Breast cancer is one of the most fatal diseases in women and exhibits high incidence and mortality among various cancers. Among various signaling pathways that promote tumor growth and progression, an inflammatory transcription factor NF-κB plays pivotal roles on cell proliferation and survival. Interestingly, NF-κB is highly activated in various types of cancers, including breast, bladder, prostate carcinoma, and melanoma. In breast cancer, aberrant constitutively active NF-κB exacerbates malignancy without hormonal dependency11. In addition, IKKβ is an essential kinase in the canonical NF-κB activation pathway. It induces phosphorylation and degradation of IκB and subsequent nuclear translocation of NF-κB. The suppression of NF-κB and components of its canonical activation pathway may provide useful targets for anti-cancer agents. SP-8356 exerts anti-breast cancer effects by inhibiting NF-κB signaling. In addition, SP-8356 is a potent, orally active cluster of differentiation 147 (CD147) inhibitor. It inhibits CD147-cyclophilin A (CypA) interaction and reduces MMP-9 activity.
SP-8356, a potent, orally active cluster of differentiation 147 (CD147) inhibitor, exerts anti-breast cancer effects by inhibiting NF-κB signaling.
SP-8356 inhibits breast cancer cell proliferation by mild cytotoxicity and cell cycle arrest. It significantly reduced the invasion of MDA-MB231 and 4T1 cells in a dose-dependent manner. SP-8356 also inhibits the transcriptional activity of NF- κB, which induces the expression of genes responsible for cell proliferation, survival, and motility. Moreover, SP-8356 downregulates metastasis and progression of breast cancer in a cell- and tissue-specific manner. Meanwhile, SP-8356 negatively regulates TNF-α-induced nuclear translocation of RelA/p65 by interfering with direct interaction between p65 and importin proteins. Furthermore, it inhibits transcription factors related to growth and motility of breast cancer cells SP-8356 attenuates cell migration-associated gene expression.

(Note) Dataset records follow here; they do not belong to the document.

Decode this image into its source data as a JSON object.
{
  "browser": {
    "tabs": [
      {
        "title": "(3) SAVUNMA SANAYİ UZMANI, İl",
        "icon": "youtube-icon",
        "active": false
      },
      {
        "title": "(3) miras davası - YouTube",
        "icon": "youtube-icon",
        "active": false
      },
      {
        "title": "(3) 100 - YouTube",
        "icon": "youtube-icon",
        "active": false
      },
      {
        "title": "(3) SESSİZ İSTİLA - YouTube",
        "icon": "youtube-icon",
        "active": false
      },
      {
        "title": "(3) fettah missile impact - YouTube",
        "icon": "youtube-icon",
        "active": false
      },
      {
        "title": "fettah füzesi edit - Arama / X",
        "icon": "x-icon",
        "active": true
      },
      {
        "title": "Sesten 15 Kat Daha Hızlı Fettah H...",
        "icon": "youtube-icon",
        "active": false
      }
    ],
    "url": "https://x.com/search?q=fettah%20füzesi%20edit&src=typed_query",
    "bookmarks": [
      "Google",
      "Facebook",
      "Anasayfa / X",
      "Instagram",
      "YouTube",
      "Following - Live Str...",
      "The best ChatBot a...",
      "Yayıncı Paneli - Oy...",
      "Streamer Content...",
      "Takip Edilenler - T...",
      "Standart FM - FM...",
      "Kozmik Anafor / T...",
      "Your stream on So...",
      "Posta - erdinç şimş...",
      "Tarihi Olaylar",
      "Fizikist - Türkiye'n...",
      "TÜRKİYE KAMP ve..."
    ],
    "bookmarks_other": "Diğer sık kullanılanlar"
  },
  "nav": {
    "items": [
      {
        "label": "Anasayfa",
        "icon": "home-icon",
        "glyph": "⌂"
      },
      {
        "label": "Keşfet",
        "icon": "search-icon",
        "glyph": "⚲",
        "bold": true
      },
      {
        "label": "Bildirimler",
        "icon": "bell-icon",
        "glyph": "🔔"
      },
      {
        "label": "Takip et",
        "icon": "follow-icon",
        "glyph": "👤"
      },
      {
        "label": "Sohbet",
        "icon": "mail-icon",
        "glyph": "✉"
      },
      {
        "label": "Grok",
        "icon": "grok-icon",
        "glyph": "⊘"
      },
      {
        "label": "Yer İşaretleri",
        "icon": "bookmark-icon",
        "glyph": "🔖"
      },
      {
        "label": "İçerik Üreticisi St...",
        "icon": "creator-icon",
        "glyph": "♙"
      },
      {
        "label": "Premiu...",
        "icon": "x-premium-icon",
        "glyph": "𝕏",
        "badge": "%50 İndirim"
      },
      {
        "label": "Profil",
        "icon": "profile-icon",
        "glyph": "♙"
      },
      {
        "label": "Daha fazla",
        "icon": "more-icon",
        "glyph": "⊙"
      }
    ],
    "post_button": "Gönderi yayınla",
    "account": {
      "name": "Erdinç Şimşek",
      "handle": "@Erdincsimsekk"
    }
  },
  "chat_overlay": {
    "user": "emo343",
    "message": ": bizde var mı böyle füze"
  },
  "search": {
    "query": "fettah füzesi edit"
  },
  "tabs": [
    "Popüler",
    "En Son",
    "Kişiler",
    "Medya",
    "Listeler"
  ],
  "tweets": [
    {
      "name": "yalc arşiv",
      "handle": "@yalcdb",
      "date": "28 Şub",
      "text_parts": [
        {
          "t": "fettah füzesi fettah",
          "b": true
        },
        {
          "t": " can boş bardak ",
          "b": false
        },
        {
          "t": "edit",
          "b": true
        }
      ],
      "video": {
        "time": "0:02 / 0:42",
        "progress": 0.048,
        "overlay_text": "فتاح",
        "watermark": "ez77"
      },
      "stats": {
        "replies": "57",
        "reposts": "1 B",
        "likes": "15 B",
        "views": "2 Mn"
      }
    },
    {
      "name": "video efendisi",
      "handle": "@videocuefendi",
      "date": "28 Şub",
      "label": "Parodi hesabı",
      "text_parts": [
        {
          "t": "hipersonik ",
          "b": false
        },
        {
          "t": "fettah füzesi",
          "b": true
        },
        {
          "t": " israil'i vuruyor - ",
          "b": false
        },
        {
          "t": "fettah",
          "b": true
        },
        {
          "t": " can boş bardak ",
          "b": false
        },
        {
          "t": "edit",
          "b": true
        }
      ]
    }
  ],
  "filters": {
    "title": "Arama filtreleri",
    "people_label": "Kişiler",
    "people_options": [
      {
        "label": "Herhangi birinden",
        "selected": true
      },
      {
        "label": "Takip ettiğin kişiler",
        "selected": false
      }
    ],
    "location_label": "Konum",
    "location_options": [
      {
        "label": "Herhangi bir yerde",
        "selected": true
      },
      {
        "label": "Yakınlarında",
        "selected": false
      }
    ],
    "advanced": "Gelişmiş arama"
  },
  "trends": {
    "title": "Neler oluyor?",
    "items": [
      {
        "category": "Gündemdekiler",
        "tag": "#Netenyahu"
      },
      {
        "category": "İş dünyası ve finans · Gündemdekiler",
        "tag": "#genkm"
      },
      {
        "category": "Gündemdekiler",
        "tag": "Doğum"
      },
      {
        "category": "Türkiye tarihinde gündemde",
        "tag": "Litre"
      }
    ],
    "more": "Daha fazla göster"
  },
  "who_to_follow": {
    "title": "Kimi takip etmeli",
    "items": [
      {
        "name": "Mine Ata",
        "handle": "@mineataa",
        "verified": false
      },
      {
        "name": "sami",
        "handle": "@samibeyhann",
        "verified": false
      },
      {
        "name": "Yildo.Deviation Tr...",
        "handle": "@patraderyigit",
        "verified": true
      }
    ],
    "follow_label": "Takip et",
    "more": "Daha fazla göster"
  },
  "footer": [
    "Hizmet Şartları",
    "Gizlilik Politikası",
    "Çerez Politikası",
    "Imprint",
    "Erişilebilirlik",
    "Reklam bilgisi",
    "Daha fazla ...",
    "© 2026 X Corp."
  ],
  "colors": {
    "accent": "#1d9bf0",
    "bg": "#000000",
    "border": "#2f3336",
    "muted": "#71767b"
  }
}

SP-8356 interfered with CD147-CypA interactions and attenuated matrix metalloproteinase-9 activation. Moreover, SP-8356 induced a decreased in atherosclerotic plaque size in ApoE KO mice and stabilized plaque vulnerability by reducing the necrotic lipid core, suppressing macrophage infiltration, and enhancing fibrous cap thickness through increasing the content of vascular smooth muscle cells. In addition, it exerts remarkable anti-atherosclerotic effects by suppressing plaque development and improving plaque stability through inhibiting CD147-CypA interactions.
In summary, SP-8356 is a multi-target agent possessing cancer-specific anti-metastatic activity both in vitro and in vivo, making it a promising therapy for aggressive breast cancer.